Quant aux Jeunes Agriculteurs, ils se fixent quatre grandes priorités : l’installation, les « aides structurantes pour les filières », la gestion des risques, et la « protection des ressources ». Cela les conduit par exemple à demander un renforcement significatif des enveloppes dédiées aux jeunes agriculteurs et à la gestion des risques, au détriment notamment de l’enveloppe des droits à paiements de base (DPB).

Pour la Coordination rurale (CR), la priorité de cette programmation est de relever le défi des départs massifs d’agriculteurs à la retraite, avec « un fort risque pour la production française, notamment pour l’élevage ». C’est pour cette raison qu’elle souhaite « sanctuariser le 1er pilier et l’ICHN » pour « maintenir la souveraineté alimentaire et l’occupation des territoires ». Mais l’une de leurs demandes les plus marquantes est la « simplification des circuits de distribution d’aides », qui les conduit à demander la suppression des subventions à l’assurance.
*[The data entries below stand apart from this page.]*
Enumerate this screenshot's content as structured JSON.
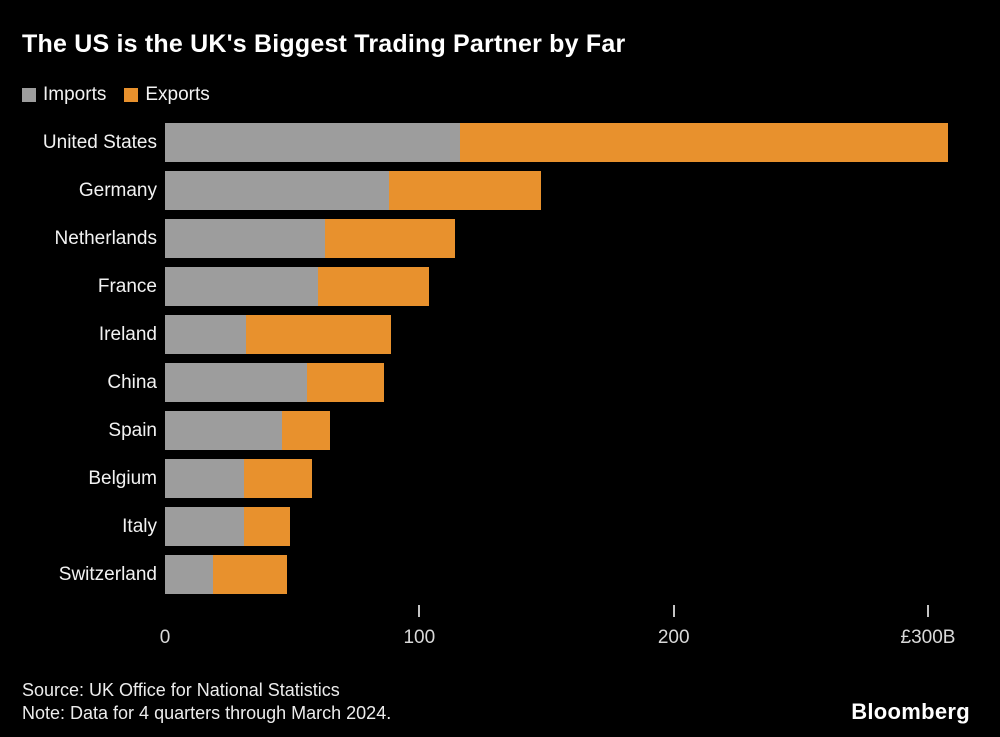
{
  "title": "The US is the UK's Biggest Trading Partner by Far",
  "legend": [
    {
      "label": "Imports",
      "color": "#9d9d9d"
    },
    {
      "label": "Exports",
      "color": "#e8912d"
    }
  ],
  "chart_data": {
    "type": "bar",
    "orientation": "horizontal",
    "stacked": true,
    "title": "The US is the UK's Biggest Trading Partner by Far",
    "categories": [
      "United States",
      "Germany",
      "Netherlands",
      "France",
      "Ireland",
      "China",
      "Spain",
      "Belgium",
      "Italy",
      "Switzerland"
    ],
    "series": [
      {
        "name": "Imports",
        "color": "#9d9d9d",
        "values": [
          116,
          88,
          63,
          60,
          32,
          56,
          46,
          31,
          31,
          19
        ]
      },
      {
        "name": "Exports",
        "color": "#e8912d",
        "values": [
          192,
          60,
          51,
          44,
          57,
          30,
          19,
          27,
          18,
          29
        ]
      }
    ],
    "xlabel": "",
    "ylabel": "",
    "xlim": [
      0,
      300
    ],
    "x_ticks": [
      {
        "value": 0,
        "label": "0"
      },
      {
        "value": 100,
        "label": "100"
      },
      {
        "value": 200,
        "label": "200"
      },
      {
        "value": 300,
        "label": "£300B"
      }
    ],
    "grid": false,
    "legend_position": "top-left"
  },
  "footer": {
    "source": "Source: UK Office for National Statistics",
    "note": "Note: Data for 4 quarters through March 2024.",
    "brand": "Bloomberg"
  }
}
Chez la Confédération paysanne, l’objectif est « de servir l’emploi paysan et les transitions ». Cela passe par un transfert supplémentaire du premier vers le second pilier « pour servir les transitions », et une réaffectation profonde des aides du premier pilier « vers l’emploi ». Et dans cette optique, les droits à paiement de base (DPB), attribués à l’hectare, font office, comme chez les JA, de « variable d’ajustement » dans l’arbitrage, considérant qu’elles sont « les plus inégalitaires ».
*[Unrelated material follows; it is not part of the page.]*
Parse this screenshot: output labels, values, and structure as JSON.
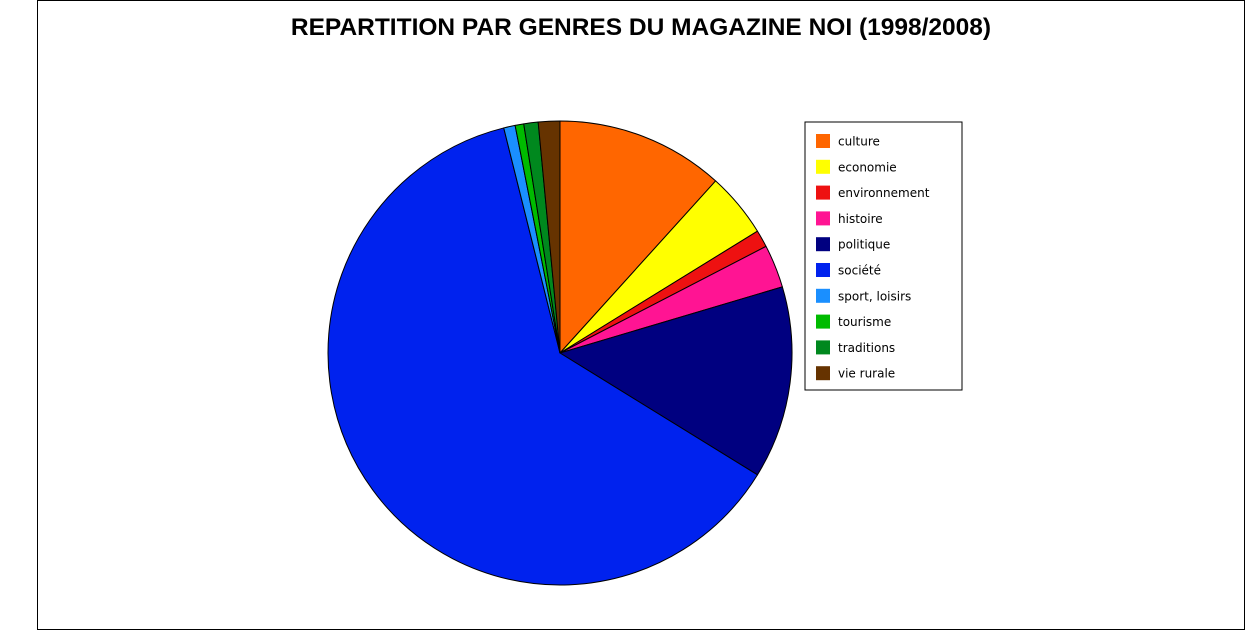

Enfin, le Modef veut « revaloriser les aides aux petites exploitations », notamment celles en productions animales. Ses deux propositions phares sont la création d’une aide découplée forfaitaire pour les plus petites fermes – commune avec la Confédération paysanne –, et une augmentation de l’enveloppe dédiée à l’ICHN – il est le seul syndicat à défendre cette position.

Convergence des aidées découplées : la FNSEA au centre des positions

Pour donner un coup de pouce aux zones intermédiaires, la FNSEA propose de faire « la moitié du chemin » de la convergence nationale des aides découplées d’ici 2027, car les exploitations de ces régions en sont généralement moins pourvues. La convergence passerait ainsi de 70 à 85 % de compensation de l’écart à la moyenne. Toutefois le syndicat majoritaire fait le choix d’une convergence progressive, et non effective dès le début de la programmation. Et il fixe une condition : « Compenser les secteurs et régions impactés »

Dans ce débat sur la convergence, la FNSEA se situe au centre des positions syndicales. D’un côté, la Coordination rurale ne souhaite pas aller plus loin dans la convergence, et la « stabiliser à son niveau actuel », considérant qu’elle « a déjà été faite » lors de la programmation précédente. De l’autre, les JA, la Confédération paysanne, et le Modef sont favorables à une convergence à 100 %. Pour les JA et le Modef, la convergence nationale doit se faire dès 2023. La Conf' n’a pas encore arbitré en interne la question du rythme.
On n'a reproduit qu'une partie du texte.